À lire certaines tribunes publiées sur Savoir Animal, la chasse en France relèverait d’un vaste complot mêlant État, élus, agriculteurs et chasseurs, tous ligués contre… le citoyen. Rien de moins. Derrière cette vision dramatique – presque théâtrale – se cache en réalité une mécanique bien connue : l’indignation sélective, nourrie d’approximations, d’omissions et parfois d’informations dépassées.
Le “jeu de dupes” : vraiment ?
Présenter la chasse comme un “entre-soi” opaque relève d’un raccourci commode. La gestion de la faune sauvage repose sur un équilibre complexe associant de nombreux acteurs : agriculteurs, forestiers, scientifiques, services de l’État… et oui, chasseurs. Faut-il rappeler que les chasseurs sont les premiers financeurs de cette gestion, via leurs permis et contributions ? Les fédérations départementales participent activement à l’entretien des habitats, au suivi des espèces et à la prévention des dégâts agricoles. Parler de “manne financière” publique est pour le moins exagéré : la réalité, c’est que la chasse coûte aussi beaucoup aux chasseurs eux-mêmes.
Subventions : scandale ou fantasme ?
L’argument des subventions revient comme un refrain. Pourtant, il mérite d’être nuancé. Oui, certaines aides publiques existent. Comme pour de nombreuses activités rurales ou environnementales. Mais elles correspondent à des missions d’intérêt général : régulation des espèces, entretien des milieux, actions sanitaires. Quant à l’affaire des élus régionaux accusés de s’être attribué des subventions, elle est souvent citée… sans mentionner l’essentiel : ces élus ont été blanchis par la justice. Oublier cette actualisation, c’est entretenir volontairement le soupçon. Une critique crédible ne peut pas faire l’économie des faits récents.

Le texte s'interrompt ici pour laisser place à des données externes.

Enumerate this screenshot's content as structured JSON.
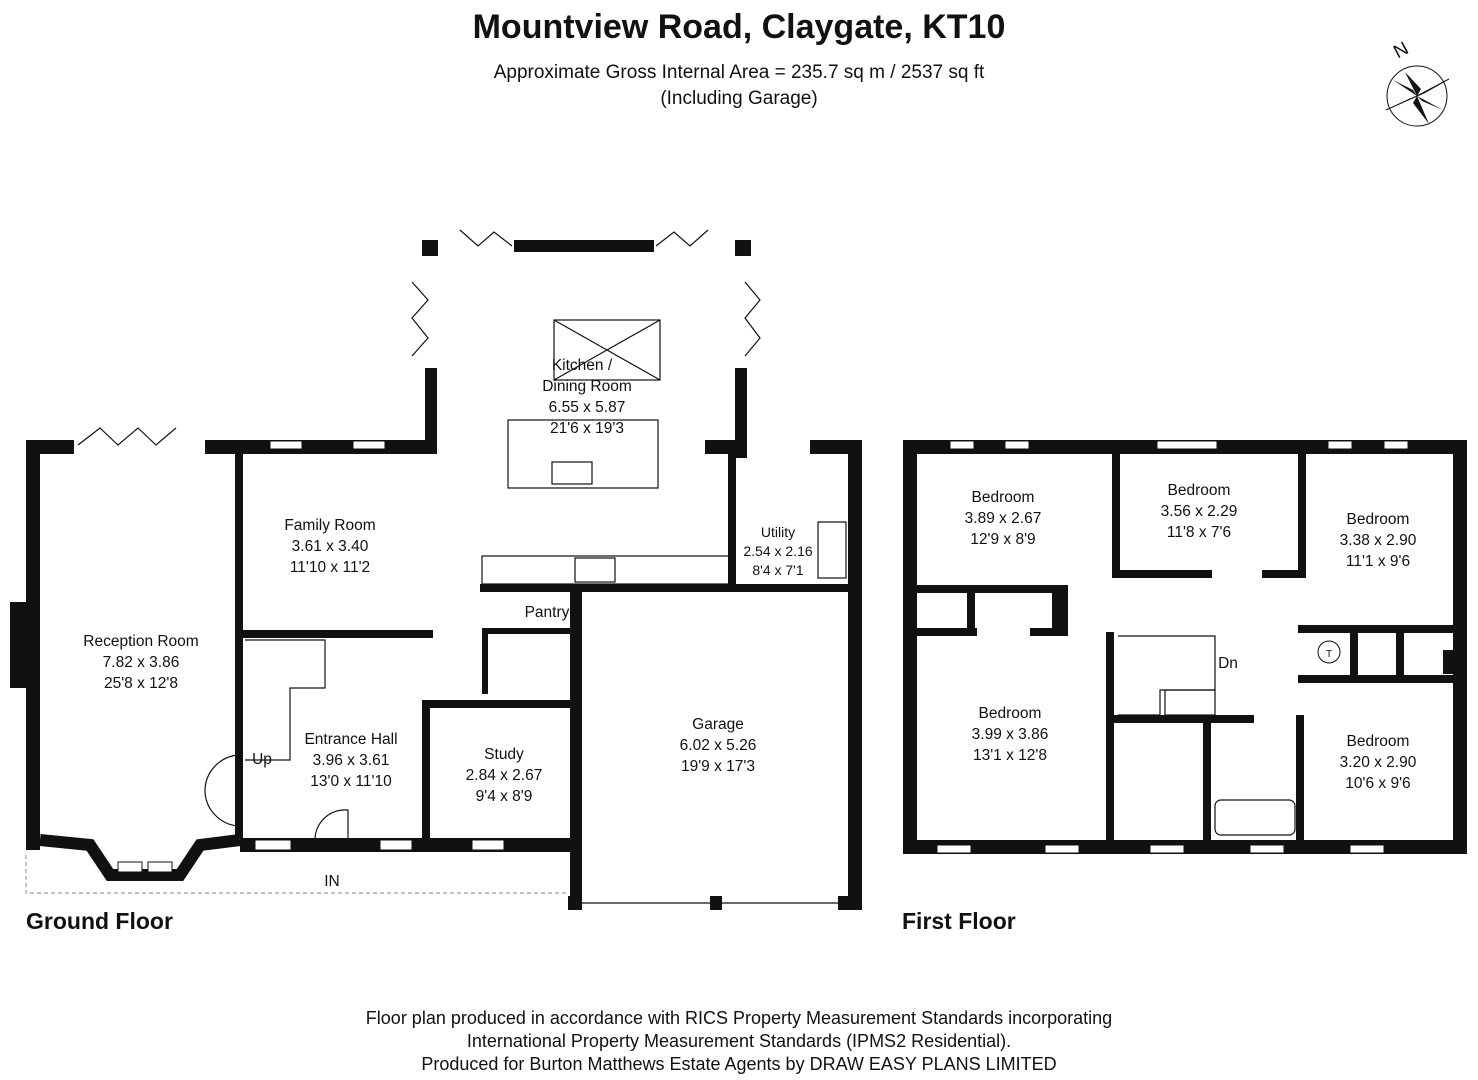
{
  "header": {
    "title": "Mountview Road, Claygate, KT10",
    "area": "Approximate Gross Internal Area = 235.7 sq m / 2537 sq ft",
    "area_note": "(Including Garage)"
  },
  "compass": {
    "label": "N"
  },
  "ground_floor": {
    "label": "Ground Floor",
    "rooms": [
      {
        "name": "Kitchen /",
        "name2": "Dining Room",
        "metric": "6.55 x 5.87",
        "imperial": "21'6 x 19'3"
      },
      {
        "name": "Family Room",
        "metric": "3.61 x 3.40",
        "imperial": "11'10 x 11'2"
      },
      {
        "name": "Utility",
        "metric": "2.54 x 2.16",
        "imperial": "8'4 x 7'1"
      },
      {
        "name": "Pantry"
      },
      {
        "name": "Reception Room",
        "metric": "7.82 x 3.86",
        "imperial": "25'8 x 12'8"
      },
      {
        "name": "Entrance Hall",
        "metric": "3.96 x 3.61",
        "imperial": "13'0 x 11'10"
      },
      {
        "name": "Study",
        "metric": "2.84 x 2.67",
        "imperial": "9'4 x 8'9"
      },
      {
        "name": "Garage",
        "metric": "6.02 x 5.26",
        "imperial": "19'9 x 17'3"
      }
    ],
    "markers": {
      "up": "Up",
      "in": "IN"
    }
  },
  "first_floor": {
    "label": "First Floor",
    "rooms": [
      {
        "name": "Bedroom",
        "metric": "3.89 x 2.67",
        "imperial": "12'9 x 8'9"
      },
      {
        "name": "Bedroom",
        "metric": "3.56 x 2.29",
        "imperial": "11'8 x 7'6"
      },
      {
        "name": "Bedroom",
        "metric": "3.38 x 2.90",
        "imperial": "11'1 x 9'6"
      },
      {
        "name": "Bedroom",
        "metric": "3.99 x 3.86",
        "imperial": "13'1 x 12'8"
      },
      {
        "name": "Bedroom",
        "metric": "3.20 x 2.90",
        "imperial": "10'6 x 9'6"
      }
    ],
    "markers": {
      "dn": "Dn",
      "tank": "T"
    }
  },
  "footer": {
    "line1": "Floor plan produced in accordance with RICS Property Measurement Standards incorporating",
    "line2": "International Property Measurement Standards (IPMS2 Residential).",
    "line3": "Produced for Burton Matthews Estate Agents by DRAW EASY PLANS LIMITED"
  }
}
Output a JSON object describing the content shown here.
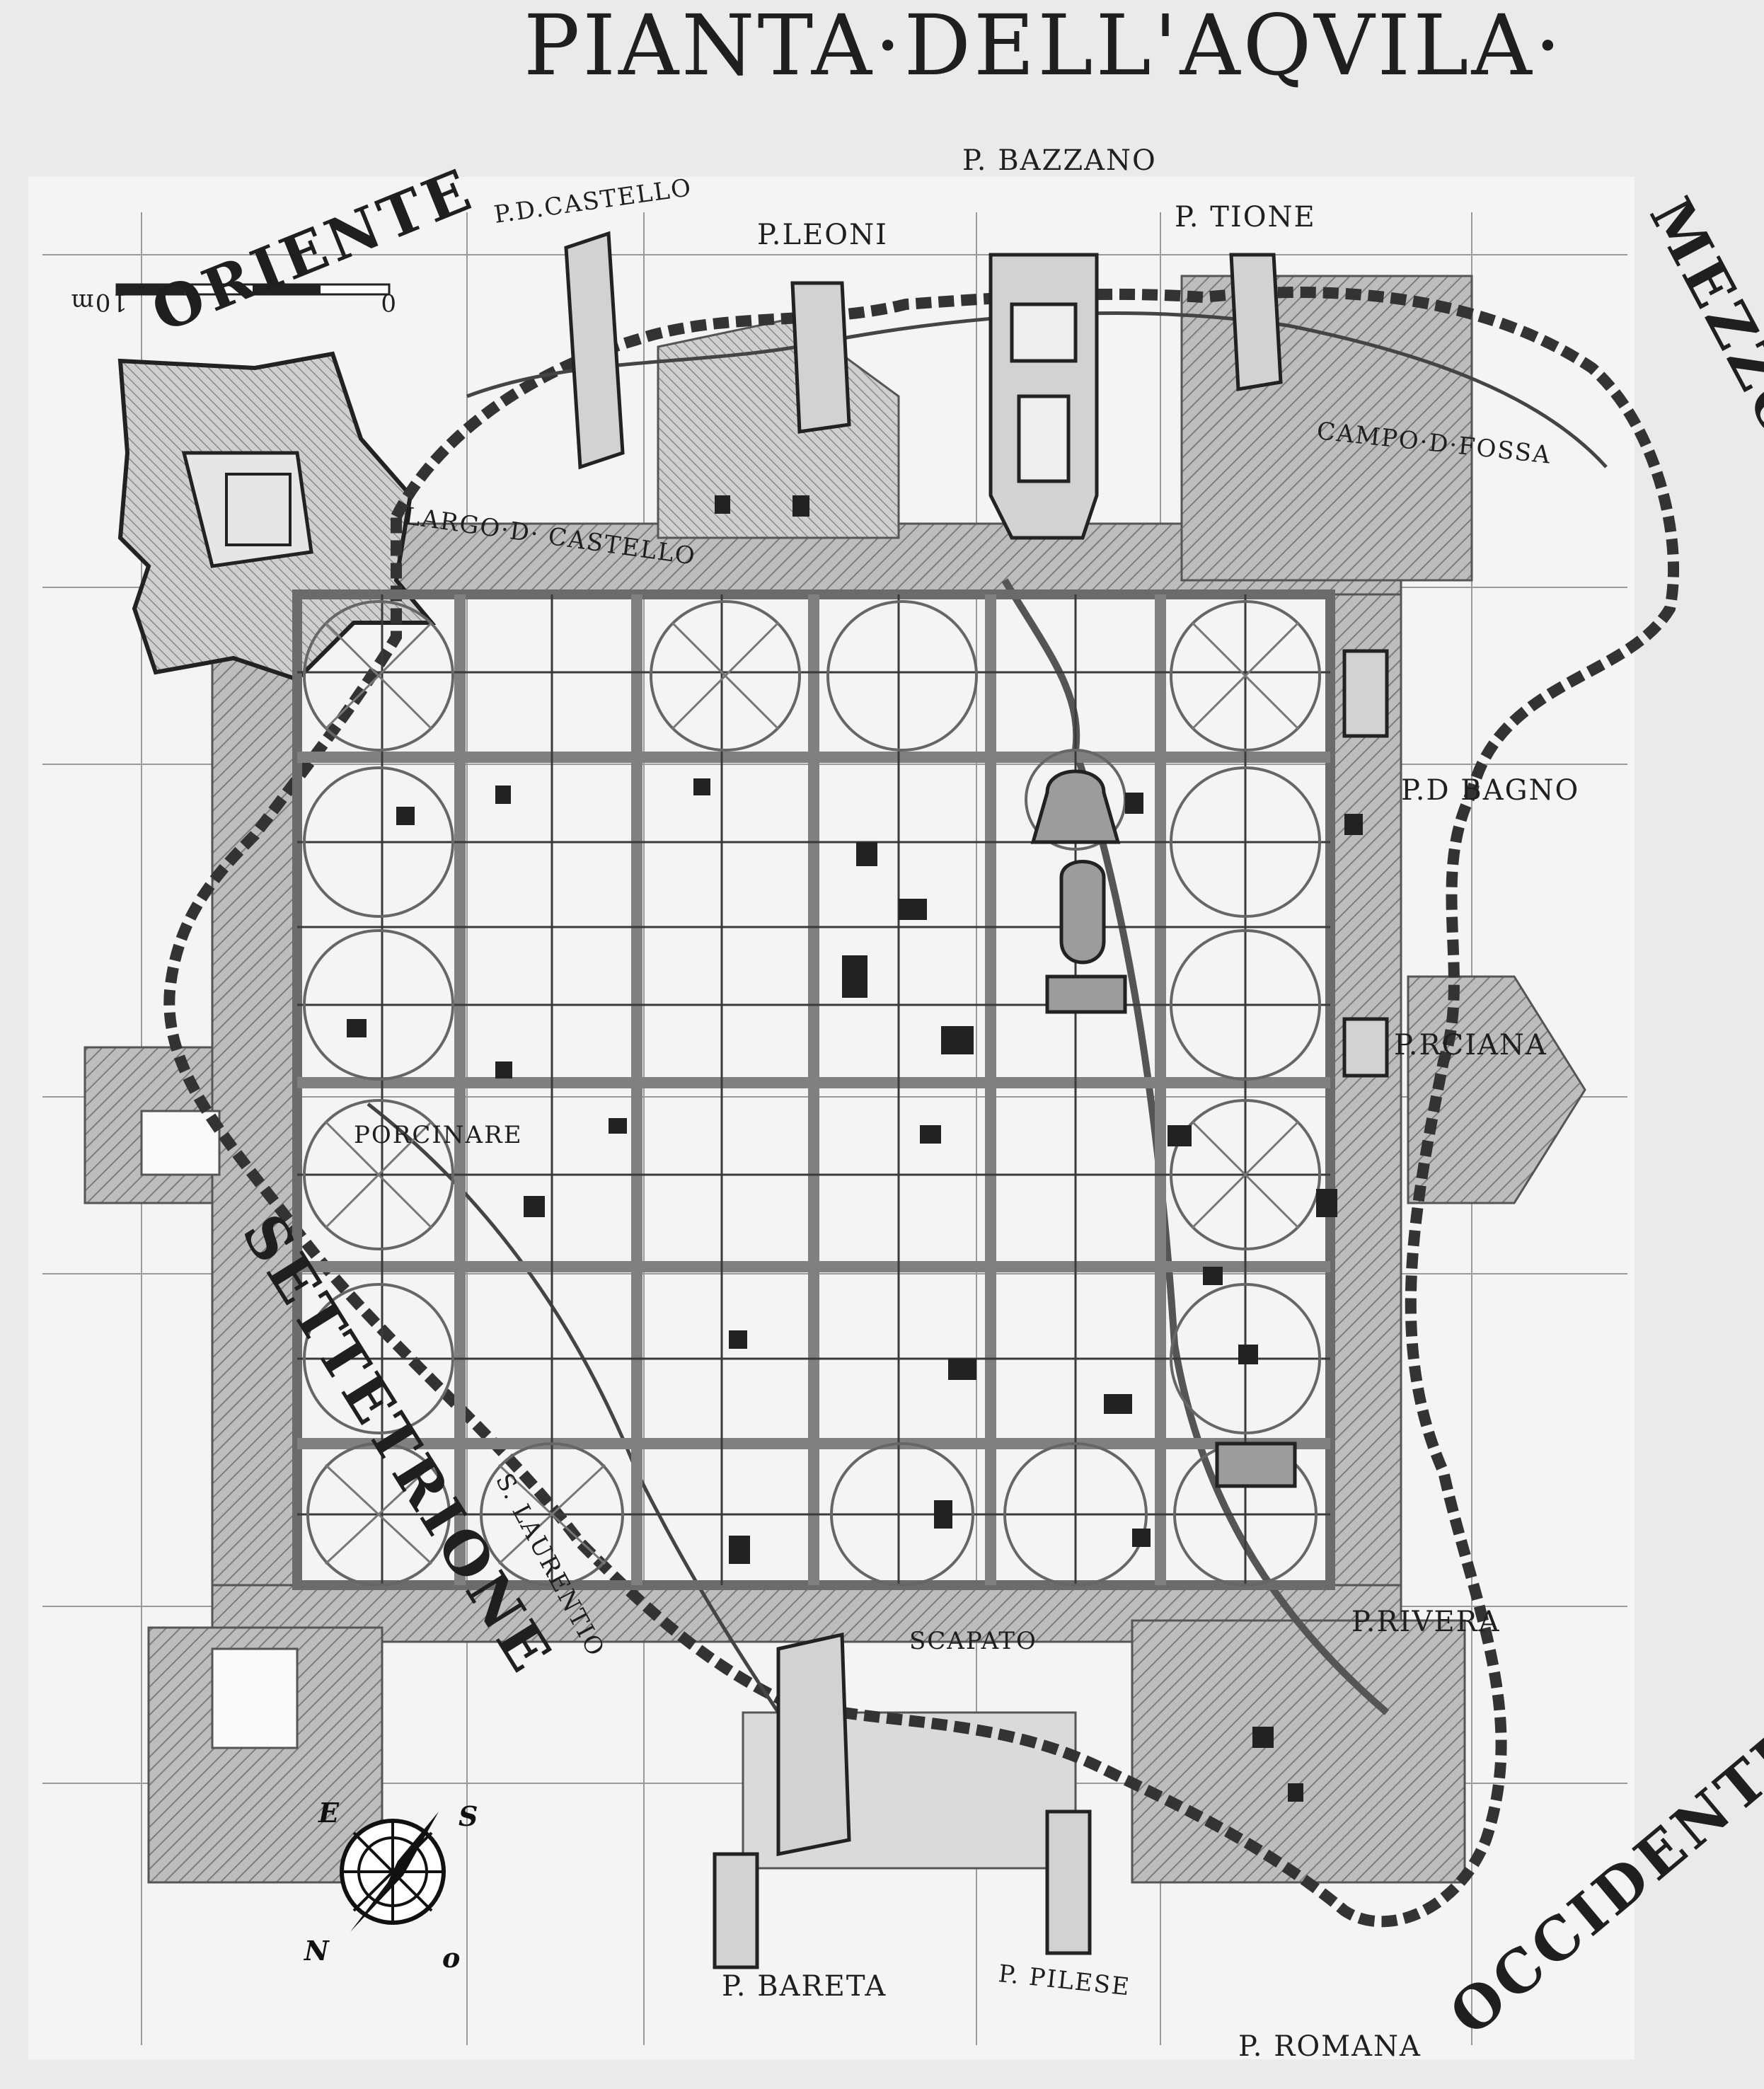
{
  "map": {
    "title": "PIANTA·DELL'AQVILA·",
    "directions": {
      "east": "ORIENTE",
      "south": "MEZZOG",
      "north": "SETTETRIONE",
      "west": "OCCIDENTE"
    },
    "gates": [
      "P. BAZZANO",
      "P.D.CASTELLO",
      "P.LEONI",
      "P. TIONE",
      "P.D BAGNO",
      "P.RCIANA",
      "P.RIVERA",
      "P. ROMANA",
      "P. BARETA",
      "P. PILESE"
    ],
    "places": [
      "CAMPO·D·FOSSA",
      "LARGO·D· CASTELLO",
      "PORCINARE",
      "S. LAURENTIO",
      "SCAPATO"
    ],
    "scale_labels": [
      "0",
      "10m"
    ],
    "compass": {
      "e": "E",
      "s": "S",
      "n": "N",
      "o": "o"
    }
  }
}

Le fameux “hold-up de l’eau”
L’expression est spectaculaire, mais juridiquement et financièrement discutable. La création de l’Office français de la biodiversité n’a pas consisté à “offrir” l’argent de l’eau aux chasseurs. Elle a intégré différents financements pour renforcer une politique globale de biodiversité. Les chasseurs ne sont qu’un acteur parmi d’autres, et non les bénéficiaires exclusifs du système. Les déclarations récentes du Président de la FNC lors de la dernière assemblée générale, n’attestent pas non plus d’une relation idyllique entre OFB et chasseurs.
Sécurité : un angle volontairement alarmiste
La sécurité à la chasse est un sujet sérieux. Derrière chaque accident il y a des drames humains et les chasseurs en sont pleinement conscients. Mais là encore, le tableau dressé est caricatural. Depuis plusieurs années, les règles ont été renforcées : formations obligatoires, contrôles accrus, sensibilisation permanente. Le plan gouvernemental de 2023 a bien existé, et certaines mesures sont déjà appliquées sur le terrain, contrairement à ce qui est affirmé. Suggérer que les chasseurs chercheraient à échapper à toute règle relève davantage du procès d’intention que de la réalité.
Faut-il rappeler que les accidents de chasse sont en baisse constante depuis vingt ans et que la saison 2025/2026 semble permettre de publier des statistiques sur l’accidentologie particulièrement basses.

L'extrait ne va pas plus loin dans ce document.